Don’t use the word ambient to describe this impetuous, edgy, physically challenging music. It has as persistent a heartbeat — arrhythmic and nonlinear as it might be — as dance floor mixes traveling at 10 times the speed, all while creating ripples of sensation in the sweetest part of your head. These are the sounds of synapses firing, of neurons colliding, of an (intra)psychic sonic language that long ago gave up the need for words. Nonlexical information is the new poetry.

Last year’s Clicks & Cuts (spread over two CDs) featured several of this subgenre’s leading producers: Finland’s Pansonic and Vladislav Delay, Frank Bretschneider, Pole, Ester (aka Thomas) Brinkmann and Wolfgang Voigt (who records under many different monikers, including All and Gas) from Germany and Kit Clayton and Sutekh from the United States.

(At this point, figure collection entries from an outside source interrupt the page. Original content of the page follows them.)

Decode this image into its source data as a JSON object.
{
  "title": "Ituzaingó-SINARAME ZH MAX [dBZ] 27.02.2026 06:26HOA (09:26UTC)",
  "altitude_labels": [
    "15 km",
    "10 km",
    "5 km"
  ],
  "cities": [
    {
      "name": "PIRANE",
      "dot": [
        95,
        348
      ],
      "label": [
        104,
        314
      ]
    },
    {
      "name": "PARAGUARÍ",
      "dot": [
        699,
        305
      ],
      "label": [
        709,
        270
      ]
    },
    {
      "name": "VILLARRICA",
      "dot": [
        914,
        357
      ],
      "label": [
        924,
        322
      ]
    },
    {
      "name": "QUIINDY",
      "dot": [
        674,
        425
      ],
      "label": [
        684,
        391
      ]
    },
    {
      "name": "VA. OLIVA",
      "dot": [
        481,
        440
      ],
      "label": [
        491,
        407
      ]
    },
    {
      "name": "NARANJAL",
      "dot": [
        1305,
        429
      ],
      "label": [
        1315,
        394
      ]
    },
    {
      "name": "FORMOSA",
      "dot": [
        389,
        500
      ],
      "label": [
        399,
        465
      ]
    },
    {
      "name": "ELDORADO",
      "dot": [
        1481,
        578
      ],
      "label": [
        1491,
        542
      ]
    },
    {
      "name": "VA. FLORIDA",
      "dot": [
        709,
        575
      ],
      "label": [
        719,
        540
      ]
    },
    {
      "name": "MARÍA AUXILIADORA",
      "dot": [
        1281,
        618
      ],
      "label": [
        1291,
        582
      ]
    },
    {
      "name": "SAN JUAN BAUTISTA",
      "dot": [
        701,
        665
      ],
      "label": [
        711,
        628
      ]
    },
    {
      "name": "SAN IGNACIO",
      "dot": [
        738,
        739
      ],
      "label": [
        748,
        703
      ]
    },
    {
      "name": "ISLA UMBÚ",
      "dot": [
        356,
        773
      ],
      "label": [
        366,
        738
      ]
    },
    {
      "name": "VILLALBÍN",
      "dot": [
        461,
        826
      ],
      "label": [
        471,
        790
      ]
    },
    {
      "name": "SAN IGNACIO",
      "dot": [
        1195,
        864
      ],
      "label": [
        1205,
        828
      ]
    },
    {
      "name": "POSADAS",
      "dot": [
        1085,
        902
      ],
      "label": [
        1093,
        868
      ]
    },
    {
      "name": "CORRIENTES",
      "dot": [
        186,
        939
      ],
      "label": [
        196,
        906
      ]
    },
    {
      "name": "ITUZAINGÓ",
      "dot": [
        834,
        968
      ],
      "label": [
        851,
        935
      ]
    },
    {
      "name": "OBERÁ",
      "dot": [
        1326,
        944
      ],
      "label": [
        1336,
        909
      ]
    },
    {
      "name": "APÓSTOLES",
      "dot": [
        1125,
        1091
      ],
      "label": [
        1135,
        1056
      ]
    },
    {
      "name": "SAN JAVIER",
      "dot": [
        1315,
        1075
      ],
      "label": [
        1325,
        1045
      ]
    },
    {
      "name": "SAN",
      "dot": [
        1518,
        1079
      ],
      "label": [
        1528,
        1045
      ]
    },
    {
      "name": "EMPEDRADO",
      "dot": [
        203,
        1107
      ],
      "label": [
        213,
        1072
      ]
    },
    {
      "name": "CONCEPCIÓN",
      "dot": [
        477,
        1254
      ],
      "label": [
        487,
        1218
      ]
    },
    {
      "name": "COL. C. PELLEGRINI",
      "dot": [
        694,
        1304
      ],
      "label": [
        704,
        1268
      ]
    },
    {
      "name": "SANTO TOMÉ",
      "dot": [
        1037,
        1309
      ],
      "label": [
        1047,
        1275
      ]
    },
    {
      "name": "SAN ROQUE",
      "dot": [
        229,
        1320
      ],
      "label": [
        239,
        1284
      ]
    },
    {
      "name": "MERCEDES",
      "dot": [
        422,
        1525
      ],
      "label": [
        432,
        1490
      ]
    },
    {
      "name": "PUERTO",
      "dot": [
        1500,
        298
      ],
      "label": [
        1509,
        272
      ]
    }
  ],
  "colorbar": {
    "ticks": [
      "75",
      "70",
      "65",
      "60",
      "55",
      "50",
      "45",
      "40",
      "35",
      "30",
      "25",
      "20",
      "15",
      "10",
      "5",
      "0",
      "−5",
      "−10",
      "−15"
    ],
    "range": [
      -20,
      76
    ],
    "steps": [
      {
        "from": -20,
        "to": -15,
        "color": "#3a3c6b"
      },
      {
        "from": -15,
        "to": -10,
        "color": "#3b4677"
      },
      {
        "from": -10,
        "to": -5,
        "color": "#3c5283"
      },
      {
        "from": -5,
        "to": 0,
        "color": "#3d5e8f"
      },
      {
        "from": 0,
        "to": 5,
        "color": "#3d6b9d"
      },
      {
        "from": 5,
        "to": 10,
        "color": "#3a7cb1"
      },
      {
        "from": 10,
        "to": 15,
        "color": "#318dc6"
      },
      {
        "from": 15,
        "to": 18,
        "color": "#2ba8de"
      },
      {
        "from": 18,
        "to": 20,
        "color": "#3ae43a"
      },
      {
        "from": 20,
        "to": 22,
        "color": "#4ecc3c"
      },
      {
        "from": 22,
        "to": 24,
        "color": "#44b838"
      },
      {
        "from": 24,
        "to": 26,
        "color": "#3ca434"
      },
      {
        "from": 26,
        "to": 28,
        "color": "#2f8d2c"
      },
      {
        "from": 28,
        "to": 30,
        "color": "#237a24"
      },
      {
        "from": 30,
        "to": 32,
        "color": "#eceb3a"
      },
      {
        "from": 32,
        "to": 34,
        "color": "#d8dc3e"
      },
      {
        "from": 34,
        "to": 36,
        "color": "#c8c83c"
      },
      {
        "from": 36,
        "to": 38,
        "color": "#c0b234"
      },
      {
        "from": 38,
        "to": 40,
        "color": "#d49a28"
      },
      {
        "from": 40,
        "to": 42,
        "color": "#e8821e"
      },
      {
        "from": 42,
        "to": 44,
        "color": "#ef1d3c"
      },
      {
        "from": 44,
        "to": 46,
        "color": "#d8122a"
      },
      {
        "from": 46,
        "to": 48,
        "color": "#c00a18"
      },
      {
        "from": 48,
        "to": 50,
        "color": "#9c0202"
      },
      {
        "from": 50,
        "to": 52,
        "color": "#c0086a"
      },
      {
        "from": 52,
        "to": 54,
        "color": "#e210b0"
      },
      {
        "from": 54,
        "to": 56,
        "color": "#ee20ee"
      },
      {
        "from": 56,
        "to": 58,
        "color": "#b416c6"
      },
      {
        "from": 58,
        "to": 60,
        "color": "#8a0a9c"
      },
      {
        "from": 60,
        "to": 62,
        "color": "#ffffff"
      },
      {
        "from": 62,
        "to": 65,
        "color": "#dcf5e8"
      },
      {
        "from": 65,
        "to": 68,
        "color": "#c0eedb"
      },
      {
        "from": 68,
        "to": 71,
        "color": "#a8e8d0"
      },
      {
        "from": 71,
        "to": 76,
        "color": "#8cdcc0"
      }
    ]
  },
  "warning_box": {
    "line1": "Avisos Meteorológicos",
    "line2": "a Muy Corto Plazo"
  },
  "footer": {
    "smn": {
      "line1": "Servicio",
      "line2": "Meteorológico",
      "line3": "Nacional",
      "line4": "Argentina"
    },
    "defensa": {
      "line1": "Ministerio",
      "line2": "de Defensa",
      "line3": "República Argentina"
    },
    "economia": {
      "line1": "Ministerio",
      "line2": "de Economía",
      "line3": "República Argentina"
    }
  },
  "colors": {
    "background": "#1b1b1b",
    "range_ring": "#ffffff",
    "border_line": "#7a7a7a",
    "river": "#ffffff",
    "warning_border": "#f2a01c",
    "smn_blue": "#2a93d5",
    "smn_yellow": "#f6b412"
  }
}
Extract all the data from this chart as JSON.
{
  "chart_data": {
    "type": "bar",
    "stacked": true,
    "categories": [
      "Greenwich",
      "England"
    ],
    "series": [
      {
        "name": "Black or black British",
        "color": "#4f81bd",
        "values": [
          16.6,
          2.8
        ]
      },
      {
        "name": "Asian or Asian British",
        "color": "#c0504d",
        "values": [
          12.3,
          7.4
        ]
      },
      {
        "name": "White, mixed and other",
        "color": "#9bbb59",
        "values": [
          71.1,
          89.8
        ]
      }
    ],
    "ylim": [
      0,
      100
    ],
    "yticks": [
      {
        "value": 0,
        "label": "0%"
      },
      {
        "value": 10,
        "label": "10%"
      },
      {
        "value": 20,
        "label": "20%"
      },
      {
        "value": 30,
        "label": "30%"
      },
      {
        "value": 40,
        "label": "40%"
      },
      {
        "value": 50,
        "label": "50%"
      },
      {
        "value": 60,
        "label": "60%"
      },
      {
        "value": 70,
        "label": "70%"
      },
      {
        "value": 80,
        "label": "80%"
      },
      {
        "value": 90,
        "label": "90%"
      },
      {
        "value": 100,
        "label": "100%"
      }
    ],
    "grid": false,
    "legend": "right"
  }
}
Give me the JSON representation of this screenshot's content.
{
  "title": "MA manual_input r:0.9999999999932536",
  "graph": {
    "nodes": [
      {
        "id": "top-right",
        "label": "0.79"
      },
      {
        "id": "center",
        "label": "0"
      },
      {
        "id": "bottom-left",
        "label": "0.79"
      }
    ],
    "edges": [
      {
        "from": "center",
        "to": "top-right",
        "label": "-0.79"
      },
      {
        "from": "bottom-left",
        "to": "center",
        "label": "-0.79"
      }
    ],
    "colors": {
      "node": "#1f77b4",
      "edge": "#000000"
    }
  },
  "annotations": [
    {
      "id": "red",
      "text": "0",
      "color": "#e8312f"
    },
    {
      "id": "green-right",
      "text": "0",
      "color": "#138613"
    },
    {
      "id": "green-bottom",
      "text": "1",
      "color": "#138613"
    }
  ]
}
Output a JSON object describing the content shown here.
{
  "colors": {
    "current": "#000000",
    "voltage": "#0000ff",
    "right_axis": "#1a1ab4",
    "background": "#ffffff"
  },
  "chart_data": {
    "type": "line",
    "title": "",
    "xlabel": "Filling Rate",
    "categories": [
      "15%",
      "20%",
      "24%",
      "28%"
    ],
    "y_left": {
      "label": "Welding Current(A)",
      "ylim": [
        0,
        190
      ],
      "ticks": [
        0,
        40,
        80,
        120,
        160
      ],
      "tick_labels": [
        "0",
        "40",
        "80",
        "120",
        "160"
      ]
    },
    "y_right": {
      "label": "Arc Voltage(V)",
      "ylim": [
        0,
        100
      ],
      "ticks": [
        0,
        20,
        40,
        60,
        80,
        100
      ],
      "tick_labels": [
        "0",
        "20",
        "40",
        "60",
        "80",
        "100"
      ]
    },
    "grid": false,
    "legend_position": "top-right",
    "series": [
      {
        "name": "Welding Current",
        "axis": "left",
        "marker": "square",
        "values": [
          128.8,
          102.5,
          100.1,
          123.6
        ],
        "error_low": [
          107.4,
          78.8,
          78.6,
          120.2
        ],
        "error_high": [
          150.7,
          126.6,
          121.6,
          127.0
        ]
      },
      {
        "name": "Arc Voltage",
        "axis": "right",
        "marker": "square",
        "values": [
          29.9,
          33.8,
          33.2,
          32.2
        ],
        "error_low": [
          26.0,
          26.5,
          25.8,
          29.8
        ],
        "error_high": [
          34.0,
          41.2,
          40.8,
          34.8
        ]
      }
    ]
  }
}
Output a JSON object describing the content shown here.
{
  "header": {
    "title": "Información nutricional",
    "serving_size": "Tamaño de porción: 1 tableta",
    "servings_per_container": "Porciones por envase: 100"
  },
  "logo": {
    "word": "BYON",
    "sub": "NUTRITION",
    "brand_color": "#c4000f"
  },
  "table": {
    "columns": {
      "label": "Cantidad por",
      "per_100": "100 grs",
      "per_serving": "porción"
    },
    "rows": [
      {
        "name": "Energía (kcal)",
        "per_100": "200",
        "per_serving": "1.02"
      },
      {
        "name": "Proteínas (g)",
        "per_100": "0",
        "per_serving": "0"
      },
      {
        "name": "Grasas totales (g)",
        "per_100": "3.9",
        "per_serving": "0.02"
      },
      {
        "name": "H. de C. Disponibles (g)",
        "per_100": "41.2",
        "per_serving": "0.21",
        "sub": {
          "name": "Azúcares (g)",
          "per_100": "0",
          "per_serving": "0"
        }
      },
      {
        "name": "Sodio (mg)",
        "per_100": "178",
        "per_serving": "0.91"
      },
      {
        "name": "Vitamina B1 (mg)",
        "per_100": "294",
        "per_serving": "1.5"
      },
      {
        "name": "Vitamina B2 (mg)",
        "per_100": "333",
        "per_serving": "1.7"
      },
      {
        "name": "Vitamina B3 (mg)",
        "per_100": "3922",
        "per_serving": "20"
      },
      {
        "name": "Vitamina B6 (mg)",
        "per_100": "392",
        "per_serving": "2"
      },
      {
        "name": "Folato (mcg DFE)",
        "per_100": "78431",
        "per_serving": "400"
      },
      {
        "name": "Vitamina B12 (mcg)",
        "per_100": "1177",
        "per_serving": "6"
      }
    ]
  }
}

While loaded with talent, that compilation seemed curiously undercooked. It might have been best used as a discovery process, then left behind while you seek out full-length recordings by those musicians who already had them. Not so with Clicks & Cuts 2.

Each of the three discs stands out as a full program. They are filled with virile, subterranean soundscapes (tracks by All and Full Swing); crackly, radioactive drones (by Richard Chartier and Mikael Stavostrand) and digital fragments that almost cohere into conventional song structures (courtesy of snd, Farben and Andrea Tilliander).

Other standout cuts are provided by Auch, Fennesz and Geeez N’ Gosh — aka Atom Heart, Senor Coconut, one-half of the duo Flanger and Uwe Schmidt (real name) in his other noms de electronique.

No matter about names, titles or further explanations. Listening is the new talking. Clicks & Cuts 2 awaits your ears.